Gold Price Analysis: XAU/USD recovers from intraday low, still mildly offered under $1,730
- Gold bounces off $1,722.82 amid fresh wave of risk aversion.
- Trading sentiment turns sour as fears of coronavirus wave 2.0 outweigh hopes of economic recovery, Fed’s support.
- Geopolitical tensions in Asia also play roles to ward off the US dollar’s recovery moves.
Gold prices rise to $1,727, down 0.05% on a day, while heading into the European open on Wednesday. The bullion earlier slumped to $1,722.82, as taking clues from the greenback’s extended gains, but recovered afterward as market mood sours amid fears of the coronavirus (COVID-19) resurgence.
Beijing takes extra steps in barring air travels and practicing lockdown as a total of 557 people have recently been infected due to the deadly virus. Not only the Chinese capital, numbers from Japan, the US and Germany also increases the odds of pandemic wave 2.0. Elsewhere, the India-China tussle and tensions between North Korea and South Korea exert additional burden on the risk-off momentum.
As a result, the US 10-year Treasury yields drop 2.3 basis points to 0.731% while Japan’s Nikkei 225 and US stock futures print mild losses as we write.

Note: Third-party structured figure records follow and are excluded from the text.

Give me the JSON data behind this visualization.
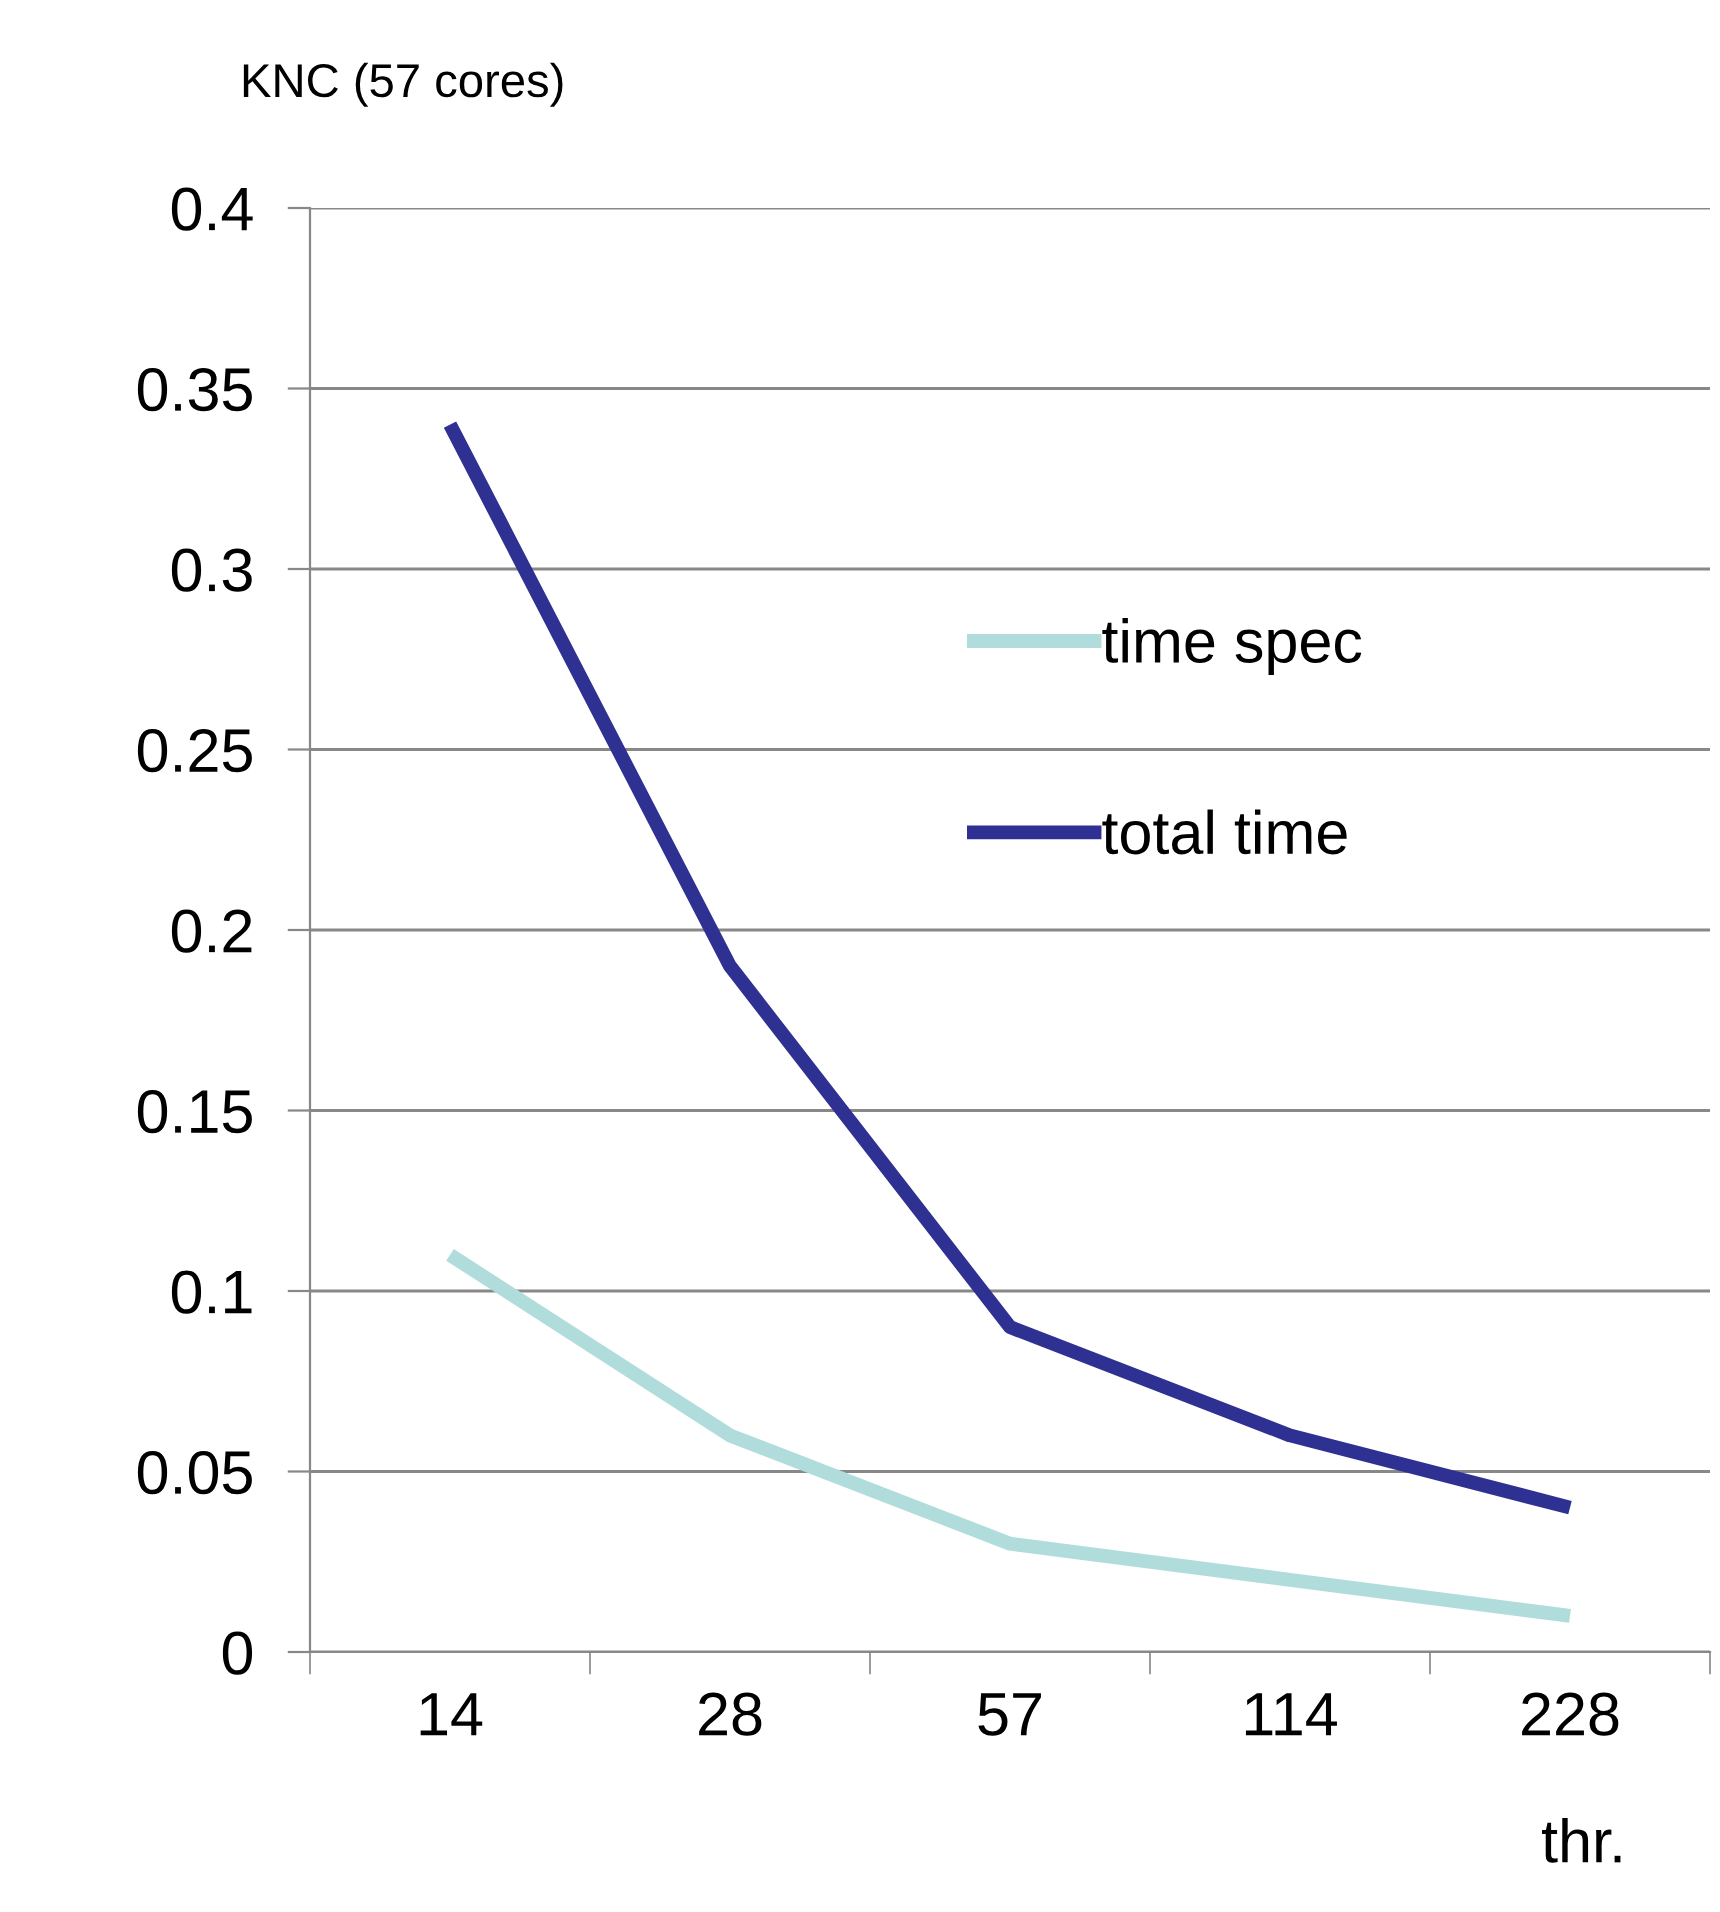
{
  "chart_data": {
    "type": "line",
    "title": "KNC (57 cores)",
    "xlabel": "thr.",
    "categories": [
      "14",
      "28",
      "57",
      "114",
      "228"
    ],
    "series": [
      {
        "name": "time spec",
        "color": "#b0dcdc",
        "values": [
          0.11,
          0.06,
          0.03,
          0.02,
          0.01
        ]
      },
      {
        "name": "total time",
        "color": "#2e3192",
        "values": [
          0.34,
          0.19,
          0.09,
          0.06,
          0.04
        ]
      }
    ],
    "ylim": [
      0,
      0.4
    ],
    "yticks": [
      0,
      0.05,
      0.1,
      0.15,
      0.2,
      0.25,
      0.3,
      0.35,
      0.4
    ],
    "grid": "y",
    "legend": "right",
    "marker": "none",
    "line_style": "solid"
  }
}
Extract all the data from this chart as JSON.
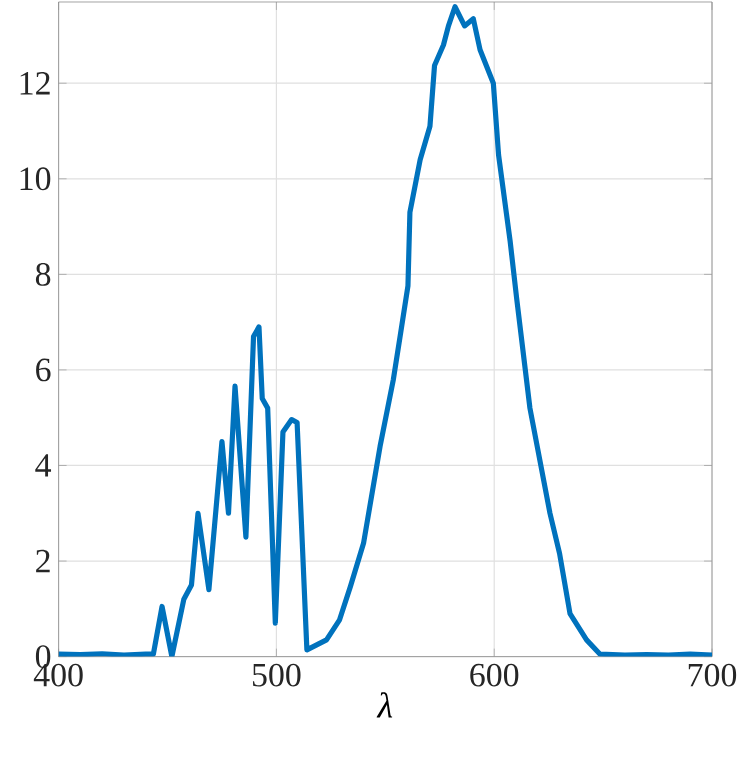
{
  "chart_data": {
    "type": "line",
    "xlabel": "λ",
    "xlim": [
      400,
      700
    ],
    "xticks": [
      400,
      500,
      600,
      700
    ],
    "ylim": [
      0,
      13.7
    ],
    "yticks": [
      0,
      2,
      4,
      6,
      8,
      10,
      12
    ],
    "grid": true,
    "marker": "none",
    "line_style": "solid",
    "series": [
      {
        "color": "#0072bd",
        "x": [
          400,
          410,
          420,
          430,
          440,
          443.5,
          447.5,
          452,
          457.5,
          461,
          464,
          469,
          475,
          478,
          481,
          486,
          489.5,
          492,
          493.5,
          496,
          499.5,
          503,
          507,
          509.5,
          514,
          523,
          529,
          534,
          540,
          547.6,
          553.7,
          556.8,
          560.4,
          561.3,
          566,
          570.5,
          572.6,
          576.7,
          579,
          582,
          586.4,
          590.4,
          593.5,
          599.6,
          602,
          607.3,
          610.3,
          616.4,
          625.6,
          630,
          634.8,
          642.4,
          648.6,
          660,
          670,
          680,
          690,
          700
        ],
        "values": [
          0.05,
          0.04,
          0.06,
          0.03,
          0.05,
          0.05,
          1.05,
          0,
          1.2,
          1.5,
          3.0,
          1.4,
          4.5,
          3.0,
          5.66,
          2.5,
          6.7,
          6.9,
          5.4,
          5.2,
          0.7,
          4.7,
          4.96,
          4.9,
          0.14,
          0.35,
          0.77,
          1.47,
          2.37,
          4.4,
          5.8,
          6.7,
          7.76,
          9.3,
          10.4,
          11.1,
          12.37,
          12.8,
          13.2,
          13.6,
          13.2,
          13.35,
          12.7,
          12.0,
          10.5,
          8.7,
          7.5,
          5.2,
          3.0,
          2.16,
          0.9,
          0.35,
          0.05,
          0.03,
          0.04,
          0.03,
          0.05,
          0.03
        ]
      }
    ]
  }
}
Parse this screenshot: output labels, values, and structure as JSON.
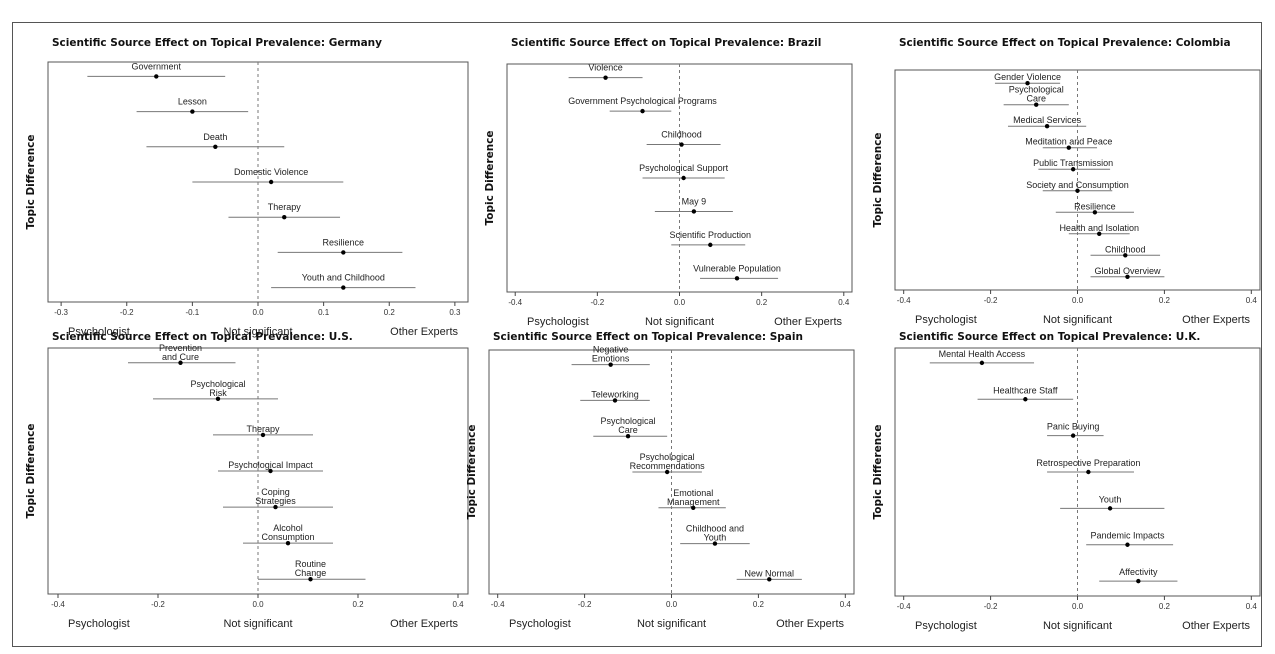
{
  "ylabel": "Topic Difference",
  "bottom_labels": [
    "Psychologist",
    "Not significant",
    "Other Experts"
  ],
  "colors": {
    "point": "#000000",
    "ci": "#777777",
    "zero_line": "#777777",
    "frame": "#555555"
  },
  "chart_data": [
    {
      "type": "scatter",
      "title": "Scientific Source Effect on Topical Prevalence: Germany",
      "xlim": [
        -0.32,
        0.32
      ],
      "xticks": [
        -0.3,
        -0.2,
        -0.1,
        0.0,
        0.1,
        0.2,
        0.3
      ],
      "xtick_labels": [
        "-0.3",
        "-0.2",
        "-0.1",
        "0.0",
        "0.1",
        "0.2",
        "0.3"
      ],
      "zero_line": true,
      "grid": false,
      "points": [
        {
          "label": [
            "Government"
          ],
          "estimate": -0.155,
          "ci": [
            -0.26,
            -0.05
          ]
        },
        {
          "label": [
            "Lesson"
          ],
          "estimate": -0.1,
          "ci": [
            -0.185,
            -0.015
          ]
        },
        {
          "label": [
            "Death"
          ],
          "estimate": -0.065,
          "ci": [
            -0.17,
            0.04
          ]
        },
        {
          "label": [
            "Domestic Violence"
          ],
          "estimate": 0.02,
          "ci": [
            -0.1,
            0.13
          ]
        },
        {
          "label": [
            "Therapy"
          ],
          "estimate": 0.04,
          "ci": [
            -0.045,
            0.125
          ]
        },
        {
          "label": [
            "Resilience"
          ],
          "estimate": 0.13,
          "ci": [
            0.03,
            0.22
          ]
        },
        {
          "label": [
            "Youth and Childhood"
          ],
          "estimate": 0.13,
          "ci": [
            0.02,
            0.24
          ]
        }
      ]
    },
    {
      "type": "scatter",
      "title": "Scientific Source Effect on Topical Prevalence: Brazil",
      "xlim": [
        -0.42,
        0.42
      ],
      "xticks": [
        -0.4,
        -0.2,
        0.0,
        0.2,
        0.4
      ],
      "xtick_labels": [
        "-0.4",
        "-0.2",
        "0.0",
        "0.2",
        "0.4"
      ],
      "zero_line": true,
      "grid": false,
      "points": [
        {
          "label": [
            "Violence"
          ],
          "estimate": -0.18,
          "ci": [
            -0.27,
            -0.09
          ]
        },
        {
          "label": [
            "Government Psychological Programs"
          ],
          "estimate": -0.09,
          "ci": [
            -0.17,
            -0.02
          ]
        },
        {
          "label": [
            "Childhood"
          ],
          "estimate": 0.005,
          "ci": [
            -0.08,
            0.1
          ]
        },
        {
          "label": [
            "Psychological Support"
          ],
          "estimate": 0.01,
          "ci": [
            -0.09,
            0.11
          ]
        },
        {
          "label": [
            "May 9"
          ],
          "estimate": 0.035,
          "ci": [
            -0.06,
            0.13
          ]
        },
        {
          "label": [
            "Scientific Production"
          ],
          "estimate": 0.075,
          "ci": [
            -0.02,
            0.16
          ]
        },
        {
          "label": [
            "Vulnerable Population"
          ],
          "estimate": 0.14,
          "ci": [
            0.05,
            0.24
          ]
        }
      ]
    },
    {
      "type": "scatter",
      "title": "Scientific Source Effect on Topical Prevalence: Colombia",
      "xlim": [
        -0.42,
        0.42
      ],
      "xticks": [
        -0.4,
        -0.2,
        0.0,
        0.2,
        0.4
      ],
      "xtick_labels": [
        "-0.4",
        "-0.2",
        "0.0",
        "0.2",
        "0.4"
      ],
      "zero_line": true,
      "grid": false,
      "points": [
        {
          "label": [
            "Gender Violence"
          ],
          "estimate": -0.115,
          "ci": [
            -0.19,
            -0.04
          ]
        },
        {
          "label": [
            "Psychological",
            "Care"
          ],
          "estimate": -0.095,
          "ci": [
            -0.17,
            -0.02
          ]
        },
        {
          "label": [
            "Medical Services"
          ],
          "estimate": -0.07,
          "ci": [
            -0.16,
            0.02
          ]
        },
        {
          "label": [
            "Meditation and Peace"
          ],
          "estimate": -0.02,
          "ci": [
            -0.08,
            0.045
          ]
        },
        {
          "label": [
            "Public Transmission"
          ],
          "estimate": -0.01,
          "ci": [
            -0.09,
            0.075
          ]
        },
        {
          "label": [
            "Society and Consumption"
          ],
          "estimate": 0.0,
          "ci": [
            -0.08,
            0.08
          ]
        },
        {
          "label": [
            "Resilience"
          ],
          "estimate": 0.04,
          "ci": [
            -0.05,
            0.13
          ]
        },
        {
          "label": [
            "Health and Isolation"
          ],
          "estimate": 0.05,
          "ci": [
            -0.02,
            0.12
          ]
        },
        {
          "label": [
            "Childhood"
          ],
          "estimate": 0.11,
          "ci": [
            0.03,
            0.19
          ]
        },
        {
          "label": [
            "Global Overview"
          ],
          "estimate": 0.115,
          "ci": [
            0.03,
            0.2
          ]
        }
      ]
    },
    {
      "type": "scatter",
      "title": "Scientific Source Effect on Topical Prevalence: U.S.",
      "xlim": [
        -0.42,
        0.42
      ],
      "xticks": [
        -0.4,
        -0.2,
        0.0,
        0.2,
        0.4
      ],
      "xtick_labels": [
        "-0.4",
        "-0.2",
        "0.0",
        "0.2",
        "0.4"
      ],
      "zero_line": true,
      "grid": false,
      "points": [
        {
          "label": [
            "Prevention",
            "and Cure"
          ],
          "estimate": -0.155,
          "ci": [
            -0.26,
            -0.045
          ]
        },
        {
          "label": [
            "Psychological",
            "Risk"
          ],
          "estimate": -0.08,
          "ci": [
            -0.21,
            0.04
          ]
        },
        {
          "label": [
            "Therapy"
          ],
          "estimate": 0.01,
          "ci": [
            -0.09,
            0.11
          ]
        },
        {
          "label": [
            "Psychological Impact"
          ],
          "estimate": 0.025,
          "ci": [
            -0.08,
            0.13
          ]
        },
        {
          "label": [
            "Coping",
            "Strategies"
          ],
          "estimate": 0.035,
          "ci": [
            -0.07,
            0.15
          ]
        },
        {
          "label": [
            "Alcohol",
            "Consumption"
          ],
          "estimate": 0.06,
          "ci": [
            -0.03,
            0.15
          ]
        },
        {
          "label": [
            "Routine",
            "Change"
          ],
          "estimate": 0.105,
          "ci": [
            0.0,
            0.215
          ]
        }
      ]
    },
    {
      "type": "scatter",
      "title": "Scientific Source Effect on Topical Prevalence: Spain",
      "xlim": [
        -0.42,
        0.42
      ],
      "xticks": [
        -0.4,
        -0.2,
        0.0,
        0.2,
        0.4
      ],
      "xtick_labels": [
        "-0.4",
        "-0.2",
        "0.0",
        "0.2",
        "0.4"
      ],
      "zero_line": true,
      "grid": false,
      "points": [
        {
          "label": [
            "Negative",
            "Emotions"
          ],
          "estimate": -0.14,
          "ci": [
            -0.23,
            -0.05
          ]
        },
        {
          "label": [
            "Teleworking"
          ],
          "estimate": -0.13,
          "ci": [
            -0.21,
            -0.05
          ]
        },
        {
          "label": [
            "Psychological",
            "Care"
          ],
          "estimate": -0.1,
          "ci": [
            -0.18,
            -0.01
          ]
        },
        {
          "label": [
            "Psychological",
            "Recommendations"
          ],
          "estimate": -0.01,
          "ci": [
            -0.09,
            0.07
          ]
        },
        {
          "label": [
            "Emotional",
            "Management"
          ],
          "estimate": 0.05,
          "ci": [
            -0.03,
            0.125
          ]
        },
        {
          "label": [
            "Childhood and",
            "Youth"
          ],
          "estimate": 0.1,
          "ci": [
            0.02,
            0.18
          ]
        },
        {
          "label": [
            "New Normal"
          ],
          "estimate": 0.225,
          "ci": [
            0.15,
            0.3
          ]
        }
      ]
    },
    {
      "type": "scatter",
      "title": "Scientific Source Effect on Topical Prevalence: U.K.",
      "xlim": [
        -0.42,
        0.42
      ],
      "xticks": [
        -0.4,
        -0.2,
        0.0,
        0.2,
        0.4
      ],
      "xtick_labels": [
        "-0.4",
        "-0.2",
        "0.0",
        "0.2",
        "0.4"
      ],
      "zero_line": true,
      "grid": false,
      "points": [
        {
          "label": [
            "Mental Health Access"
          ],
          "estimate": -0.22,
          "ci": [
            -0.34,
            -0.1
          ]
        },
        {
          "label": [
            "Healthcare Staff"
          ],
          "estimate": -0.12,
          "ci": [
            -0.23,
            -0.01
          ]
        },
        {
          "label": [
            "Panic Buying"
          ],
          "estimate": -0.01,
          "ci": [
            -0.07,
            0.06
          ]
        },
        {
          "label": [
            "Retrospective Preparation"
          ],
          "estimate": 0.025,
          "ci": [
            -0.07,
            0.13
          ]
        },
        {
          "label": [
            "Youth"
          ],
          "estimate": 0.075,
          "ci": [
            -0.04,
            0.2
          ]
        },
        {
          "label": [
            "Pandemic Impacts"
          ],
          "estimate": 0.115,
          "ci": [
            0.02,
            0.22
          ]
        },
        {
          "label": [
            "Affectivity"
          ],
          "estimate": 0.14,
          "ci": [
            0.05,
            0.23
          ]
        }
      ]
    }
  ]
}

Even so, the buyers are probed by the US dollar’s recovery moves following Tuesday’s upbeat US retail sales figures. Also questioning the bullion’s upside could be the promising results of the UK’s second vaccine tests.
That said, the traders will keep eyes on the virus updates for fresh impetus while the geopolitical news from Asia might offer additional hints.
Technical analysis
Unless declining below 50-day SMA level of $1,714, the precious metal becomes eligible to challenge the lower high formation. In doing so, it needs to cross $1,733 to aim for $1,745 near-term strong resistance.